I've been on a quest for a few weeks now to improve my health, but it's not just about weight loss. There's more to it than that.
If you're new to my blog or in case you've forgotten, my mother was completely incapacitated by Multiple Sclerosis before her eventual death from complications of the disease at the age of 61. She showed symptoms of the illness in her late 30s. She first used a wheelchair the night of my high school graduation and she never got out of it. She went into a nursing home when she was 53.
While MS isn't considered hereditary, there are some genetic links. I know that this is vague enough that I shouldn't worry, but it's also vague enough that I do.
And I should also point out that my age, 36, is pretty close to my late 30s.
Last year, my doctor diagnosed me with Raynaud's Syndrome. Basically this is a condition where my hands and feet overreact to cold temperatures by not getting blood to flow to them.
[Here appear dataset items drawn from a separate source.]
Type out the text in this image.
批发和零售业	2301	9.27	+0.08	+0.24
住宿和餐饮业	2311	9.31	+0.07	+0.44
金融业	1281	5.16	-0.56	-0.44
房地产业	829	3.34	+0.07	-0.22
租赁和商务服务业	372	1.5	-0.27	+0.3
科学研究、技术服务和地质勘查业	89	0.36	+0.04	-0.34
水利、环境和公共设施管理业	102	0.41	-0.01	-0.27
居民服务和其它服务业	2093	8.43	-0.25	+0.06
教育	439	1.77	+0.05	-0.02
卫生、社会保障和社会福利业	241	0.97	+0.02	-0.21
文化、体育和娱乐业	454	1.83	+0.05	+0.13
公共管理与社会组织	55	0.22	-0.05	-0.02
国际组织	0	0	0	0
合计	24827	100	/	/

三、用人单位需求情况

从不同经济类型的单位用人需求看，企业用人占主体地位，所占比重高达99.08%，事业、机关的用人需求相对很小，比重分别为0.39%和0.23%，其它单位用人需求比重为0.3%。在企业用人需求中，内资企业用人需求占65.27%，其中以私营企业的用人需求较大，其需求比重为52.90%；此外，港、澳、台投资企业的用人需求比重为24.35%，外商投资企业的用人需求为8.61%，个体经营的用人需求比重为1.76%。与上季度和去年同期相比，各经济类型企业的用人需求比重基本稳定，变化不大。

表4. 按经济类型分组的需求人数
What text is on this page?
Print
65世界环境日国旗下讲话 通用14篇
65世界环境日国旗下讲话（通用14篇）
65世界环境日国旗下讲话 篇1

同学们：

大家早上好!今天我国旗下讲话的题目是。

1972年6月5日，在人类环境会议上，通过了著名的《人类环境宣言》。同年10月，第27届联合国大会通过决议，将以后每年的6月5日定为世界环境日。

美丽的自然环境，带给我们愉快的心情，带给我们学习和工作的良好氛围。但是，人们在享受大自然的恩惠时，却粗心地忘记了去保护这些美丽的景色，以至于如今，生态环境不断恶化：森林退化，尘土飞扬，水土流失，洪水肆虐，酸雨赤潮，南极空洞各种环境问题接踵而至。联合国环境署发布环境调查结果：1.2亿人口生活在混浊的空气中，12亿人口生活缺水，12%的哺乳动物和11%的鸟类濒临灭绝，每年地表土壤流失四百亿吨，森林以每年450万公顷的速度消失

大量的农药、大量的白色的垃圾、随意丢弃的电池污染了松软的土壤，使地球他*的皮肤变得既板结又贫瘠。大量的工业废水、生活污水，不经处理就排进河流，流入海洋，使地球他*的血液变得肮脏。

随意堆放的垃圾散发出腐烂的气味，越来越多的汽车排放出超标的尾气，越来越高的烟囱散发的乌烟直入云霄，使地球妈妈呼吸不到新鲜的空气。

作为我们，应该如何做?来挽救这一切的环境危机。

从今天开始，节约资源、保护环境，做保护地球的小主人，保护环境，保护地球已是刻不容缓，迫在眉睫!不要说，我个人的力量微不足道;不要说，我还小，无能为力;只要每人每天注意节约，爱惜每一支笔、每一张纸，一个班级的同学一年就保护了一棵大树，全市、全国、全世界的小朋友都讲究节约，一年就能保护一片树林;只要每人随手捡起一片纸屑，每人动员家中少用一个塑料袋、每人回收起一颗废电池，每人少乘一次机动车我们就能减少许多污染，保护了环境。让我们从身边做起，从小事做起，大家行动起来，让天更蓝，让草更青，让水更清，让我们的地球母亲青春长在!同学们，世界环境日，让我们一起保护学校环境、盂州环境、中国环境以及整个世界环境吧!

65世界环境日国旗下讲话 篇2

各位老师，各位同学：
My fingers and toes turn white and blue. Sometimes they are numb; sometimes they hurt.
There are two types of Raynaud's: Primary and Secondary. Primary means that the syndrome occurs independent of another illness with no known cause. It tends to occur in people who get migraines and can have flare ups after caffeine consumption and stress.
The other type, Secondary, occurs as a symptom of another illness like rheumatoid arthritis or lupus. Or MS. But, you may say, you don't have any other symptoms of MS, so why worry? Well, sometimes even though the Raynaud's is technically secondary, it can actually be the first symptom of the underlying disease and can sometimes occur 20 years before a diagnosis can be made on the disease the Raynaud's is secondary to.
So...
I'm not saying that I'm worried I have MS. I am saying I can't help worrying that I'll get MS. I am saying that I have read enough about MS and Raynaud's to know that I am not living a healthy enough lifestyle to prevent real threats from becoming real problems. I do not eat like someone who seeks to avoid disease. I do not exercise like someone who wants her body in top fighting form no matter what enemy it's up against. I put things in my body that will do nothing other than offer me some temporary enjoyment at the expense of long term suffering.
Very simply put:
- I should not drink alcohol.
- I should never touch another cigarette.
- I should eliminate my caffeine addiction.
- I should engage in vigorous exercise 5-6 times per week.
- I should eat a plant-based, low calorie, low fat diet. And I mean vegan, not lacto-ovo vegetarian.
There's no guarantee that making these changes would save my life. There's no guarantee that not making these changes means I'd get sick. There are just no guarantees.
But making the changes certainly wouldn't hurt me. They can do nothing at all for me, but they can't hurt me. I don't really have a choice, do I?
My first thought is that I can do these things. I can choose a different path and maybe I can worry less. But can I make permanent changes? Can I change my habits and my diet for the rest of my life? I know that I shouldn't think that far into the future. How can I not though?
How do I not think about the enormity of forever?